[CONTROLLER-1865] owner changed after bringing back isolated node Created: 02/Oct/18  Updated: 22/Dec/18  Resolved: 22/Dec/18

Status: Resolved
Project: controller
Component/s: clustering
Affects Version/s: None
Fix Version/s: Neon, Oxygen SR4, Fluorine SR2

Type: Bug Priority: Medium
Reporter: Jamo Luhrsen Assignee: Tom Pantelis
Resolution: Done Votes: 0
Labels: csit:3node
Remaining Estimate: Not Specified
Time Spent: Not Specified
Original Estimate: Not Specified

Attachments: File akkaMon.sh    

 Description   

initial email conversation

CSIT is sporadically failing when finding that basic-rpc-test ownership has changed from
it's current owner to some new owner after bringing back an isolated node. The expectation
is that no ownership should change when a new node is re-joined to the cluster.

an example of this failure

the above example was run with debugs enabled for

controller.cluster.datastore.entityownership:DEBUG

Note the reproduction above ran this test suite 8 times, but it only failed once.

Karaf logs here

In order to extract just the portion of logs from the single test suite that failed, you can run
this command:

sed -n "/16.59.*ROBOT MESSAGE: Starting suite/,/restart_odl_with_tell_based_false/p" odl1_karaf.log

the main piece to that command is the 16.59 which is taken from a timestamp I found
that will be seen in all of the karaf logs for that specific suite's start point.



 Comments   
Comment by Luis Gomez [ 20/Nov/18 ]

AFAIR this has been always the behavior, it seems like when isolated instance rejoins it forces an owner re-election. Long time back I commented a test in OFP checking this because I was told this behavior was expected.
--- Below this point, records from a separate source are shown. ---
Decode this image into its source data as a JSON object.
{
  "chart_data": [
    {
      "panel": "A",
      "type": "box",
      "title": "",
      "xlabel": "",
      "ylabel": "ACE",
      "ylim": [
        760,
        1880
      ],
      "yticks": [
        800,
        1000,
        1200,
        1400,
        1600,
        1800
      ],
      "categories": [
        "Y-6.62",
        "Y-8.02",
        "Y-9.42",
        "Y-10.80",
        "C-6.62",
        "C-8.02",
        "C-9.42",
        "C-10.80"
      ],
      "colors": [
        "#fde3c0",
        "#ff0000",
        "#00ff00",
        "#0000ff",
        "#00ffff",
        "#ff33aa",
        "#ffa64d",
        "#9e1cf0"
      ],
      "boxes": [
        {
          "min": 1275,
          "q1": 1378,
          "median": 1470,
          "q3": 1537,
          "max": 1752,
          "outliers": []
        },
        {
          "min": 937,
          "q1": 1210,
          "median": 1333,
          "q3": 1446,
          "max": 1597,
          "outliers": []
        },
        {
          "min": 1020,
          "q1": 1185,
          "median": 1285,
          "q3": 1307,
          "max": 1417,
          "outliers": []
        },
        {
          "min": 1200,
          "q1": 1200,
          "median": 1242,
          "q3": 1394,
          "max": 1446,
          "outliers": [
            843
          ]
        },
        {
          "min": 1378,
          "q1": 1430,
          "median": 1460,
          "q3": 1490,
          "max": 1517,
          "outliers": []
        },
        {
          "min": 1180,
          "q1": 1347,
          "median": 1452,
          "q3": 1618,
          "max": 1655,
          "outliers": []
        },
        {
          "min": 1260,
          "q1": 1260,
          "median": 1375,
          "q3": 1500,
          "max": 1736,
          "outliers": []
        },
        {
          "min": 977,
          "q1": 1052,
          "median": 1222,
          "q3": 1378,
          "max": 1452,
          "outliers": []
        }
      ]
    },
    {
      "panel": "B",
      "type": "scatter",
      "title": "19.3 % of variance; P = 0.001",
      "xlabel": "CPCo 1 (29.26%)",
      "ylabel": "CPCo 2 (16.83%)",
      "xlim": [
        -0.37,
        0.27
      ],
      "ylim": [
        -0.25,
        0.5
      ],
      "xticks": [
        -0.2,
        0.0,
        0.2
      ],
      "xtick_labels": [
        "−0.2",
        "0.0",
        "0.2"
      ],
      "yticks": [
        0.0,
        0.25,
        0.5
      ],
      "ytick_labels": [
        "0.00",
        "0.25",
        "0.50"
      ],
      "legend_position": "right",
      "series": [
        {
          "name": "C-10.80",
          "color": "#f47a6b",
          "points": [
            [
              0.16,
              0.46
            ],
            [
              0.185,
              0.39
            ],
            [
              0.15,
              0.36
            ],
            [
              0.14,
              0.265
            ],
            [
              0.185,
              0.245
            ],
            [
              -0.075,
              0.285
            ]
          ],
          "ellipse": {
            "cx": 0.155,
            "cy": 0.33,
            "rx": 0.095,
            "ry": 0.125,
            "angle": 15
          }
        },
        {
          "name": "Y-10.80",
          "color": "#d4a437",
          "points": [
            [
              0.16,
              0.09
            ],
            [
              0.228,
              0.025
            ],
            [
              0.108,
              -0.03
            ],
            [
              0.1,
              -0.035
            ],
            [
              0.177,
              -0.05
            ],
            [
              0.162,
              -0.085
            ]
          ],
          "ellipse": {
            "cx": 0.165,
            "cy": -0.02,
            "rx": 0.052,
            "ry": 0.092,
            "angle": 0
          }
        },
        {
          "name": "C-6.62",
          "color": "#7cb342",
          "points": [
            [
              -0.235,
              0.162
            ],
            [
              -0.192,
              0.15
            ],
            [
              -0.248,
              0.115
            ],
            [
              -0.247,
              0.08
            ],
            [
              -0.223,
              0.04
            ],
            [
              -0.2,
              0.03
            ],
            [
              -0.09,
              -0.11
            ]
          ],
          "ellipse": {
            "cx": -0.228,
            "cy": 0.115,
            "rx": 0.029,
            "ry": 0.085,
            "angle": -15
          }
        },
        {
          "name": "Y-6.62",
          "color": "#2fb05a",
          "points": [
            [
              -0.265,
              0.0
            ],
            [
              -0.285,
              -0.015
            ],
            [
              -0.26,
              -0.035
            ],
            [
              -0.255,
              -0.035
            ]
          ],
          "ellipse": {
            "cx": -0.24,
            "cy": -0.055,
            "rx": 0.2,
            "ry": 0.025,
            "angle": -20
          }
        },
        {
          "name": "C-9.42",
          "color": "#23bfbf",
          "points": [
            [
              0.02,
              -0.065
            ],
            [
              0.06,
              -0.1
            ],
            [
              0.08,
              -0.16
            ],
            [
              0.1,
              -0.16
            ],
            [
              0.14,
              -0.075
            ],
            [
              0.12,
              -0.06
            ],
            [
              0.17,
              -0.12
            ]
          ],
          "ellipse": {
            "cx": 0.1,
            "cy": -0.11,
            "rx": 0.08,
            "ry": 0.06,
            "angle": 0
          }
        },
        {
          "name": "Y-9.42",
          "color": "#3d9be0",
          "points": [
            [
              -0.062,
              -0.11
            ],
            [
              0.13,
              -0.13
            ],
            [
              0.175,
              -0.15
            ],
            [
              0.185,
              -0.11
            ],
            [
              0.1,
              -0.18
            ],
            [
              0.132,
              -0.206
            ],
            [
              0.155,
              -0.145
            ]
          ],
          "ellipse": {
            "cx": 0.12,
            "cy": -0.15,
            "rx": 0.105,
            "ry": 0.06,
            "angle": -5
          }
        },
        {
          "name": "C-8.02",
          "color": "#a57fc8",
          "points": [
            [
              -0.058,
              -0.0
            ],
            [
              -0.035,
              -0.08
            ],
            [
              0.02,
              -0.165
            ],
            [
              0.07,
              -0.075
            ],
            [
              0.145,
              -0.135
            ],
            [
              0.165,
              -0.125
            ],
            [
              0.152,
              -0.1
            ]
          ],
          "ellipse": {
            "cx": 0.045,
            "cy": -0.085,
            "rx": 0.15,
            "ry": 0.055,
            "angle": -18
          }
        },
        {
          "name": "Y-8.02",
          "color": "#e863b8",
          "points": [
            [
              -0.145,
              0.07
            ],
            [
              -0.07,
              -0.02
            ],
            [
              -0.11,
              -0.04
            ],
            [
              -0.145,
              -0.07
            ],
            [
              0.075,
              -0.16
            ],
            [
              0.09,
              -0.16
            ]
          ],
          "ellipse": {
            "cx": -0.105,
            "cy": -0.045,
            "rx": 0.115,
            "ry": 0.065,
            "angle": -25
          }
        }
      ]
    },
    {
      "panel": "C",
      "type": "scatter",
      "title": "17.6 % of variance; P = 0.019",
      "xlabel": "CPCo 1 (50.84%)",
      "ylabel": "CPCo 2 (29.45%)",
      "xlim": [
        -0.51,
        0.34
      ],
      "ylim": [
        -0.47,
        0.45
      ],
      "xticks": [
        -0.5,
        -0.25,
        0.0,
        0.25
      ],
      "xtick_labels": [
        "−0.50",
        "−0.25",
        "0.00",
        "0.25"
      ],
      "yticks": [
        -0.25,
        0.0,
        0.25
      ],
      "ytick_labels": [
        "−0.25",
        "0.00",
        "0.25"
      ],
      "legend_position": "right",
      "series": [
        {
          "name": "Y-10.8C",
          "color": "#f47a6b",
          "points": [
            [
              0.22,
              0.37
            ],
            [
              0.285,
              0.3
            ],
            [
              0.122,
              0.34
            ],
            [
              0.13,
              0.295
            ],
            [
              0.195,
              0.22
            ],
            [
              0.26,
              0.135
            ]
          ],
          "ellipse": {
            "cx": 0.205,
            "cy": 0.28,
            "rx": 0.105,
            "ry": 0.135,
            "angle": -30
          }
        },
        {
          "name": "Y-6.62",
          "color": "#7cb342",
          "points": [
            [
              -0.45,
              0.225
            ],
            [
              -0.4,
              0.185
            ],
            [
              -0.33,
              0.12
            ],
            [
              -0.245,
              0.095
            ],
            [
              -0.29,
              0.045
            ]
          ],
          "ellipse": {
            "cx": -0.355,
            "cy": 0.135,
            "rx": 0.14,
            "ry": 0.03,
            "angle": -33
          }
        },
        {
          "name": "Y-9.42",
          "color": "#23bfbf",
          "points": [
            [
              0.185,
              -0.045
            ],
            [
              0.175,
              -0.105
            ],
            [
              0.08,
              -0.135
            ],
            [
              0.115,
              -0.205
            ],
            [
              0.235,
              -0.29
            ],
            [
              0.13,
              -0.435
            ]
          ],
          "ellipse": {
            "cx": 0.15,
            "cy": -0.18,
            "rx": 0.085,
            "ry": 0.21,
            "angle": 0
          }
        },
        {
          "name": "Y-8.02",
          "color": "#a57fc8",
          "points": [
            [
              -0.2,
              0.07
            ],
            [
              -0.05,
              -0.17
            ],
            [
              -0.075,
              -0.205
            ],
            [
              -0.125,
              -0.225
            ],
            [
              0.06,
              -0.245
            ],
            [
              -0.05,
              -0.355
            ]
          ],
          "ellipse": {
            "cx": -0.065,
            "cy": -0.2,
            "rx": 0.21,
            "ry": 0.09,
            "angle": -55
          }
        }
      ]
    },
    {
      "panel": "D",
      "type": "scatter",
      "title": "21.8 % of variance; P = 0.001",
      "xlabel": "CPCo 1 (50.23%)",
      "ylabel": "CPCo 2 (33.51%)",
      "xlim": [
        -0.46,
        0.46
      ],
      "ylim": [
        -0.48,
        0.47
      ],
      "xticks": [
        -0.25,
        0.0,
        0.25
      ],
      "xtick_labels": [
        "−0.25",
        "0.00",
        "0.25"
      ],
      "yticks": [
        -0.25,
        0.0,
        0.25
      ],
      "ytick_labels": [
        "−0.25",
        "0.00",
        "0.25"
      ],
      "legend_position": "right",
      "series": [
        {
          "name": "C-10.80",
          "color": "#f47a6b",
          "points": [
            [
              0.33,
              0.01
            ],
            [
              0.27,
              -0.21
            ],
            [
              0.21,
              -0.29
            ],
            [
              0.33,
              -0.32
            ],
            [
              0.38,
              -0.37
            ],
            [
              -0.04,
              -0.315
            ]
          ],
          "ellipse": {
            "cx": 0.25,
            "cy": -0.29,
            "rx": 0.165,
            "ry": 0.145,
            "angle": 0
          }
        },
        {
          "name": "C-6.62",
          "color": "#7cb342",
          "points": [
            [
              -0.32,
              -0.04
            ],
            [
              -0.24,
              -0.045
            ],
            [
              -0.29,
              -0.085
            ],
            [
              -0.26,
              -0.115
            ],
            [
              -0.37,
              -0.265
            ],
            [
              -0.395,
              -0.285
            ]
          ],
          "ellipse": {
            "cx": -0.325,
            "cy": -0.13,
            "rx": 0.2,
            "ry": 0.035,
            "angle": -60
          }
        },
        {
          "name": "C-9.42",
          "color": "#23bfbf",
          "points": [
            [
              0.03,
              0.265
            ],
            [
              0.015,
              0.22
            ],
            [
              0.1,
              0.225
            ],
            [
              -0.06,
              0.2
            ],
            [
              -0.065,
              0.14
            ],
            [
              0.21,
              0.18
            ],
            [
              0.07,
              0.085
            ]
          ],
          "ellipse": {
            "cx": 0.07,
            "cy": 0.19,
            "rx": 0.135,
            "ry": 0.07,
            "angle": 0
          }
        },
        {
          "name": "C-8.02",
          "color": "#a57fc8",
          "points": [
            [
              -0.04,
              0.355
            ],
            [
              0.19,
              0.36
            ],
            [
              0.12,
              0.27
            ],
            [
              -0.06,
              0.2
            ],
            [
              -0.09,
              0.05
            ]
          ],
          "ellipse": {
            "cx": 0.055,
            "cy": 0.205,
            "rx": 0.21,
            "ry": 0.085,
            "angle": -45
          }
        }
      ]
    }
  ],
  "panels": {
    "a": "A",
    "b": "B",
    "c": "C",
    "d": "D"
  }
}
Comment by Tom Pantelis [ 08/Dec/18 ]

The test isolates the node that originally owns the Basic-rpc-test entity. In this run that was odl3. During isolation, the majority partition, odl1 and old2, elects a new owner since it is able to make progress. In this case that was odl2. When odl3 was un-isolated, since it re-joins as a minority member, it should not depose the new owner in the majority partition, ie the owner should remain odl2. This part actually worked as designed. The problem is that on partition heal, the new EOS leader, odl1, received a notification from akka that odl2 was unreachable:

2018-10-02T17:01:16,076 | INFO  | opendaylight-cluster-data-shard-dispatcher-76 | ShardManager                     | 287 - org.opendaylight.controller.sal-distributed-datastore - 1.7.4.SNAPSHOT | Received UnreachableMember: memberName MemberName{name=member-2}, address: akka.tcp://opendaylight-cluster-data@10.30.170.39:2550

It then received an ReachableMember event about a second later at 17:01:17,557. But this little blip caused the EOS to re-assign ownership to odl3 since it had received a ReachableMember event for odl3 shortly before.

The weird thing is that there's no "Marking node(s) as UNREACHABLE ..." log message from akka for odl2, just one for odl3 earlier which is expected since it was isolated. I don't know why akka sent a spurious UnreachableMember event for odl2 - I've never seen that happen w/o a corresponding UNREACHABLE log message.

Comment by Tom Pantelis [ 08/Dec/18 ]

This was also reported in https://bugs.opendaylight.org/show_bug.cgi?id=8430.

Comment by Jamo Luhrsen [ 10/Dec/18 ]

tpantelis, what do we want to do next with this one? I can try to reproduce it locally if
that's helpful. Or we can run our jobs with some tweaks or different logging levels.

Comment by Tom Pantelis [ 10/Dec/18 ]

Easiest thing to do short term is to not fail the test if the owner changes - functionally it doesn't really matter if it does. I can also try to put in a workaround to check the cluster status to verify if the member is really unreachable in the hopes that the spurious/false event doesn't actually reflect the real status (since there was no akka log message indicating unreachability). Other than that, we can try akka artery and hope that alleviates the spurious events.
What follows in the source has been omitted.